Las berenjenas, un cuento de Adriana Briff
Ahora nadie depende de ella, sólo su vida. “Si me fallo yo, me falla todo”, se dice en las mañanas para darse ánimo, para encontrarle la vuelta al tedio de las ventanas quietas y a la inmovilidad de los picaportes.
El arrullo de las palomas la pone de mal humor. No es ese el barullo que desea oír, ni saber que esas aves de vuelo corto, adaptadas a la soledad urbana, son su fiel compañía. “Bichos de mierda” dice y las espanta golpeando el escobillón contra la tela metálica de la ventana que da al pozo de aire. Después se ríe de ella misma convertida en una vieja cascarrabias anti palomas.
De ese recuerdo no se olvida, estaba en segundo grado y amaba a su maestra. Una tarde, la señorita le preguntó: ¿qué te gustaría ser cuando seas grande?” – ¡Un pájaro! contestó absorta, imaginando que sus brazos eran esas alas que había visto en el diccionario ilustrado. Las orejas le ardieron al escuchar las risas de sus compañeros de clase. Durante toda la primaria su apodo fue “la pajarona”.
Ese recuerdo le devuelve la risa y la memoria. Busca el delantal que ya casi no usa. Toma el cuchillo y corta las berenjenas sin pelar. Pasa las rodajas por el huevo batido y las empaniza. La bandeja azul enlozada, que su suegra le regaló para un aniversario, se va cubriendo. Cuando cierra el horno siente que se cierran también esos recuerdos.
Prepara la mesa.

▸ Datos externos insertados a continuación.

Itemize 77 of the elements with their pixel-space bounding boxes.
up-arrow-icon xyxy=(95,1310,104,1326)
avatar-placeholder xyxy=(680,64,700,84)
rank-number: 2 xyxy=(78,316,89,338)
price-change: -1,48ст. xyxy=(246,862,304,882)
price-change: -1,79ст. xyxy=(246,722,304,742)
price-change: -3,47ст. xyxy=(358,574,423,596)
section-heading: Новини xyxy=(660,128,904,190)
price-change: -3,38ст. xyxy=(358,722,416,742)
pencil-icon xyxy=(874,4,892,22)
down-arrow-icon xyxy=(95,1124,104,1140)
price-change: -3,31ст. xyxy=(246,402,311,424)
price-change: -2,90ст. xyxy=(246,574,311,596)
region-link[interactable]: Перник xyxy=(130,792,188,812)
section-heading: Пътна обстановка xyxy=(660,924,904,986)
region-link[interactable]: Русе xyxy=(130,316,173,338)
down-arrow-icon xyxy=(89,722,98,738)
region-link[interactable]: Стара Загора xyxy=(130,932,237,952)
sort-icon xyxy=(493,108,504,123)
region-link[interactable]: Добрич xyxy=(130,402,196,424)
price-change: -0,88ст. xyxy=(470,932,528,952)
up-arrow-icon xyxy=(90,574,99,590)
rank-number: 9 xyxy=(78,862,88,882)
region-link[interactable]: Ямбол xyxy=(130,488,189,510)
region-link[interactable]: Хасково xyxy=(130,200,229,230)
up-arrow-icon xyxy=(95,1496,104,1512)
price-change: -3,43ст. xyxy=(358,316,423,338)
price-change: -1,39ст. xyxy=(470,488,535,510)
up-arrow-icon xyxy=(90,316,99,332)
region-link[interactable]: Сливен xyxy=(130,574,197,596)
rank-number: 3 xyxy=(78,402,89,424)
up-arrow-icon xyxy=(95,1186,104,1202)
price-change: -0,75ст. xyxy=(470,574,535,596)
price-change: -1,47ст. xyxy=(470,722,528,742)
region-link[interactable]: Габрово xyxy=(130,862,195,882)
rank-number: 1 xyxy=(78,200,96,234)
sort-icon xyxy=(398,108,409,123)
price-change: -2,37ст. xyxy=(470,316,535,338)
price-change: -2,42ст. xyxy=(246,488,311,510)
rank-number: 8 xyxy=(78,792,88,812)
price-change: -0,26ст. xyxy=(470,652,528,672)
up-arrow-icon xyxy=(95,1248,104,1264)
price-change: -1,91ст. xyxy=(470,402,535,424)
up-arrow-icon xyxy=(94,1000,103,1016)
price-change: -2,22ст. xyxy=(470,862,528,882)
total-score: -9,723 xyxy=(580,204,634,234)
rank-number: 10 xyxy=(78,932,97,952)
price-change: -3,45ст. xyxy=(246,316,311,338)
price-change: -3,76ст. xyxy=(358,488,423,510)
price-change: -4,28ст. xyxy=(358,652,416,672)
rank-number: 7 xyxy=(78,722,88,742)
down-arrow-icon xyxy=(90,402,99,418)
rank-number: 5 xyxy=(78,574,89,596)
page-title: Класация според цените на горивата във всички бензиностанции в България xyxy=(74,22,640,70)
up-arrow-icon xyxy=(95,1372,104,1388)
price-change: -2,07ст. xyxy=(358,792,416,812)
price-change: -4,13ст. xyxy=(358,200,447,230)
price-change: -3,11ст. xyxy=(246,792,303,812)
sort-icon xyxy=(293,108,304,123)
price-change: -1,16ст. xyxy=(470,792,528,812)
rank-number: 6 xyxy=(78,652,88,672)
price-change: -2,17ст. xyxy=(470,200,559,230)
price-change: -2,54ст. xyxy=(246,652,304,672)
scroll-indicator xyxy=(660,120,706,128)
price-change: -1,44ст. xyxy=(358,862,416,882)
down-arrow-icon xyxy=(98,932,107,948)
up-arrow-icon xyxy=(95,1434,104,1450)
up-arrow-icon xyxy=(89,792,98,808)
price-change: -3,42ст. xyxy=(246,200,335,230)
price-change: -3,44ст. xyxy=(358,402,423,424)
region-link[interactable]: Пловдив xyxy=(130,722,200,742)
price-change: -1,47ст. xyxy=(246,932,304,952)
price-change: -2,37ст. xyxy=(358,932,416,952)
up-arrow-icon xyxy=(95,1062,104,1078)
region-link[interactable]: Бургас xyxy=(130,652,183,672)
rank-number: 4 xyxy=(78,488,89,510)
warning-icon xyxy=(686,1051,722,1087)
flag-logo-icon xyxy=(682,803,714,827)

Sus manos ya no son las mismas que supuraban de eczema en los años difíciles, cuando la plata no alcanzaba, cuando ardían y explotaban en ampollas blancas. Igual no dejó de coser a mano el guardapolvo normalista de doce tablas, ni de planchar con extrema prolijidad las camisas oficinistas, con rociador y almidón, ni de encerar regularmente la escalera de mármol, para que la casa no pareciera tan desmejorada después de las lluvias. La humedad brotaba como ojos desorbitados por las paredes. Ella sentía que todos los días tenía que encontrar las respuestas exactas, superar los trances de la escasez que su empeño transformaba en abundancia.
“Medio pajarona fui” se escucha decir. El hablar sola la asusta pero luego se calma. “Le pasa a todas las personas que viven solas, lo dijo la psicóloga en el programa de la tarde y no hay por qué preocuparse”.
Abre el horno con la agarradera de crochet que tejió su madre, una reliquia de la ternura.
El peso de la fuente le debilita los brazos. Su cuerpo cansado busca la silla. Las milanesas de berenjena no quedaron mal pero su paladar ha dejado de sentir los sabores. Todo le sabe a cartón. “No sé para qué cociné” repite en voz alta y se pone un pedazo de comida en la boca. Mira la mesa y piensa en esos lugares vacíos, en la muerte, en las partidas y en ella, la única sobreviviente de esa familia de tres hermanos sin abuela.
La nostalgia no es su bote y por eso jamás mira las fotos que tiene guardadas en el fondo del armario de su dormitorio. Prefiere transitar por otras aguas y guardar en secreto su soledad primogénita. Tenía seis años cuando se escondía a hamacarse en la oscuridad de la última pieza de esa casa chorizo que alquilaba la familia. Su madre al darse cuenta de su ausencia iba a buscarla. La encontrarla moqueando y entonces le preguntaba ¿Qué haces acá sola, por qué llorás? Ella avergonzada por no saber explicar de dónde venía ese dolor, decía: “lloro porque no tengo abuela”.
Ahora siente ternura por esa nena que fue y sonríe. Hace tiempo que ya no necesita llorar. Hace tiempo que sabe que las preguntas rara vez tienen respuestas.